From the Mbarara study and field visits together with the engineers at Science for Life Laboratory we could bring contextual insights to the developing bench, increasing the contextual fitness of the technology being developed.

In the second study included in my thesis, we demonstrated the technology, that in short is a microarray printed on paper, to be able to detect one of the main bacterial aetiologies of childhood CNS infection.

During the course of my doctoral studies, a new instrument was being marketed by a French-American company as a rapid and user-friendly device for cerebrospinal microbiology analysis. As the device had characteristics that on paper could be valuable also in low-resource settings, we wanted to study its use in such a setting. Hence, in study 4 we brought it to Mbarara and had it used for diagnostics of childhood CNS infection, focusing on its clinical value. We found it to have a superior turnaround time and bacterial yield than the conventional method available (bacterial culture), especially where near 90 % of patients had received antibiotics before cerebrospinal fluid had been sampled. We also found its use to allow for earlier discharge and shortened antibiotic treatment of patients in whom it had ruled out CNS infection. Yet, we could not see any significant difference in patient outcome attributed to its use. Also, its ability to detect microorganisms did not include some of pathogens that previous studies in Mbarara had shown to cause childhood CNS infection locally. This, together with its very high price tag made us question the feasibility of its use in low-resource settings.

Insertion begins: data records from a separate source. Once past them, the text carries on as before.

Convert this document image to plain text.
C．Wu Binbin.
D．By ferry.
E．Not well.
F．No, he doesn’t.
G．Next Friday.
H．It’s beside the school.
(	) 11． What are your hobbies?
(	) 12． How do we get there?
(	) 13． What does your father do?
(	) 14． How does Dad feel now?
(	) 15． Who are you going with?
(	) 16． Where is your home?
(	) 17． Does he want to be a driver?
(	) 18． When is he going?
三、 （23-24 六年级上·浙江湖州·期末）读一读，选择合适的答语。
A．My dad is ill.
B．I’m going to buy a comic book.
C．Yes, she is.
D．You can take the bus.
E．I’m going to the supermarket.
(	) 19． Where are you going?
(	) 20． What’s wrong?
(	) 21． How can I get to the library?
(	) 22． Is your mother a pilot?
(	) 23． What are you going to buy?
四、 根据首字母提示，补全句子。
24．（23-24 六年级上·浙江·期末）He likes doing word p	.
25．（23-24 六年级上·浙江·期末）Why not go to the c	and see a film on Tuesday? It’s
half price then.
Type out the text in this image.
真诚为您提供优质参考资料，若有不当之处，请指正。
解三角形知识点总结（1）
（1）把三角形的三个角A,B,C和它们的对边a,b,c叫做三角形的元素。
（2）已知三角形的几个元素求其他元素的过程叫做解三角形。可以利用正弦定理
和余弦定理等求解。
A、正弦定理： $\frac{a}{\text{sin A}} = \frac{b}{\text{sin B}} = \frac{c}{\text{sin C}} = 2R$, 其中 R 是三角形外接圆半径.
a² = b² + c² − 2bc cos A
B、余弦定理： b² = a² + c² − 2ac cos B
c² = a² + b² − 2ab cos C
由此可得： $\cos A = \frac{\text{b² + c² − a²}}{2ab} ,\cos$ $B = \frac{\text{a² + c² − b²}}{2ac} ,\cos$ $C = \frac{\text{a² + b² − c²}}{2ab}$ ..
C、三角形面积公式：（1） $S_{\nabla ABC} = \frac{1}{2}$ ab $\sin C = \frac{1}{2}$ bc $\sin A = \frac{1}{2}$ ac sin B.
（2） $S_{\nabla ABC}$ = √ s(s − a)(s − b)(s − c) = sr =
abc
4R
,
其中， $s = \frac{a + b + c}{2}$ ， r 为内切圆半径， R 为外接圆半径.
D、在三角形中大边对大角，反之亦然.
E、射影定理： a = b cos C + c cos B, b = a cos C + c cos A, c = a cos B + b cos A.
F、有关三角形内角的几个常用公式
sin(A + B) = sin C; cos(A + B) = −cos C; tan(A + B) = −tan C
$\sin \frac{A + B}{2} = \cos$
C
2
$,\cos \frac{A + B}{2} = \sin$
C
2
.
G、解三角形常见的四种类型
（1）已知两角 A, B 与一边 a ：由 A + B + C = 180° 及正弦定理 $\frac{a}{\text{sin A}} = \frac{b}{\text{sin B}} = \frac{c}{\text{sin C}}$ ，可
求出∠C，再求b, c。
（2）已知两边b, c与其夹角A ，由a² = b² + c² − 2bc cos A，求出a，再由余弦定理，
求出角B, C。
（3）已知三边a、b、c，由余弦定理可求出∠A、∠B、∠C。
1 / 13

So, there still is a need for new more contextually fit methods for CNS infection microbiology in low-resource settings".

How has your experience been as a doctoral student at KI?


"It has been some tough years! As I am also a paediatrician with substantial clinical work, it has been especially challenging to combine it with my doctoral studies. Perhaps this required of me to become more independent at an earlier stage, at the expense of a more “conventional” KI experience. At the same time, I think the combining of my clinical and academic work allowed me to cherry-pick the best of what KI and my clinical workplaces had to offer, to meet my needs."

Now that you have defended your thesis, what are your upcoming plans?

"For the moment, I have more time and energy to spend on my clinical work, my family and my social life. Yet, there is some work left that I want to follow through from my previous research activities. Yet, I am constantly thinking about how to engage in, or perhaps even create new research fields that combines my clinical experience as a paediatric rheumatologist with global health and point-of-care testing."